From time to time, every country has to deal with tragic events. It's a sad requirement of a politician's job to respond to terrorist attacks, fatal fires and the multiple fatalities caused by motorway pile-ups such as last weekend's dreadful collisions on the M5. In such circumstances, we need public figures to speak for us, expressing sympathy for the victims and acknowledging a collective feeling of sorrow in the face of sudden death and destruction.
Not to be touched by such events would be inhuman. But each time another disaster or tragedy starts to unfold, I can't help wishing that the people who speak on our behalf would use a little more imagination and eloquence. The conventional formula that the victims and their families are "in our thoughts and prayers" exhausted its meaning a long time ago, so much so that, however well-intended, it sounds thoughtless and insincere. It's become an empty ritual, especially in a country where millions of people never attend a church, mosque or synagogue.
I feel very sorry for the people who drove unwittingly into a black cloud on the M5 on Friday night, going from a routine journey to unimaginable horror in a matter of seconds, but I didn't pray for them. I'm not religious and the only consolation I can find in such catastrophes is the bravery of survivors and members of the emergency services, who risk their own lives in the hope of saving total strangers.
It's a testament to the human spirit that people perform these acts of heroism, and quite proper that their efforts are acknowledged. But a flat phrase such as "thoughts and prayers" is not an adequate response.
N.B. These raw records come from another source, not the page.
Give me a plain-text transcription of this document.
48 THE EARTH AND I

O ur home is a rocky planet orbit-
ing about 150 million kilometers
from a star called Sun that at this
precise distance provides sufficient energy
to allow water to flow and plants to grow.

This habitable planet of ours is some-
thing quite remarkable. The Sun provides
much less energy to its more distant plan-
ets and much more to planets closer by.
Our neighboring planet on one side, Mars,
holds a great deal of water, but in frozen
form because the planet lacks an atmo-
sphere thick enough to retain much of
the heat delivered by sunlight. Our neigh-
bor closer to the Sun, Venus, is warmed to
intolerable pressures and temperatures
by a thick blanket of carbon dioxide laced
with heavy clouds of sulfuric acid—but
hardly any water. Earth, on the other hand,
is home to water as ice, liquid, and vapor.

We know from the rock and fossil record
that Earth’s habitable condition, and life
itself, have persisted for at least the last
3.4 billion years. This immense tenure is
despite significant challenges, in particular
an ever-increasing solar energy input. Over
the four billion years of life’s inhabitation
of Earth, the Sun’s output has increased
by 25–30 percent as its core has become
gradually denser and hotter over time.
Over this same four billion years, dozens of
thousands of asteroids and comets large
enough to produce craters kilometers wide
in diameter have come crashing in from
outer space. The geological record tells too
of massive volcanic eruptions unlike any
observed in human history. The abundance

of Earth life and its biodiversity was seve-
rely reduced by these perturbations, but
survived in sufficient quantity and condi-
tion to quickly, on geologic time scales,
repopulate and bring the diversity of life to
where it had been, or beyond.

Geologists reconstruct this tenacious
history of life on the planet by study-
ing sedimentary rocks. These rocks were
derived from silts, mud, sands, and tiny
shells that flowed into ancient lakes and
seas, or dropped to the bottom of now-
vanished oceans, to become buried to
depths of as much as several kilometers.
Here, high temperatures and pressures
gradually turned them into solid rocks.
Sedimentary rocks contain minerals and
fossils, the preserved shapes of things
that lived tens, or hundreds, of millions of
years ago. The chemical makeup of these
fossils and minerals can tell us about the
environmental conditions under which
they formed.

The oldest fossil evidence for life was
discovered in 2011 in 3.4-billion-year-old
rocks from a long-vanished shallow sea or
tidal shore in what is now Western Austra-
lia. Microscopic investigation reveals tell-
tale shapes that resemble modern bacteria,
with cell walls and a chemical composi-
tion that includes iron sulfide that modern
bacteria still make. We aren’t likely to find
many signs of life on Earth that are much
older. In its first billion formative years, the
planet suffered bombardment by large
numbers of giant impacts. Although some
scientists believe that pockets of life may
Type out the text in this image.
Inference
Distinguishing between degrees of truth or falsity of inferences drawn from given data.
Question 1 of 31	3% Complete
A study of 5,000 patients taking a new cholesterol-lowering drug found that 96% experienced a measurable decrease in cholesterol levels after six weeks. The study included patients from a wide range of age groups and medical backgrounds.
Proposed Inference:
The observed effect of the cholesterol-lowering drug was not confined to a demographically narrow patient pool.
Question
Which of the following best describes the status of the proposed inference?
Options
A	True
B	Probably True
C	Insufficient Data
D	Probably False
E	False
It invokes a nation that no longer exists, united in agreement about the role of religion both in social life and as the principal source of comfort in hard times, whereas many of us now find that comfort in the company of family and friends.
Just to be clear, I'm not calling for gushing displays of emotion. In 1997, Tony Blair went to the opposite extreme with his speech about the death of Diana, Princess of Wales, creating one of the best-known sound bites of his premiership when he called her "the people's princess". But Blair's public displays of feeling always had an actorish quality, as though he knew perfectly well how it was all going down with his intended audience.
Earlier this year, after Anders Breivik cold-bloodedly murdered dozens of people in Oslo and on the island of Utoya, I was hugely impressed by the response of the Norwegian prime minister. Jens Stoltenberg managed to strike exactly the right note, sounding genuinely moved and at the same time talking about his country's values. It was a rare demonstration of sincerity and human solidarity, and I wish our leaders would learn something from it.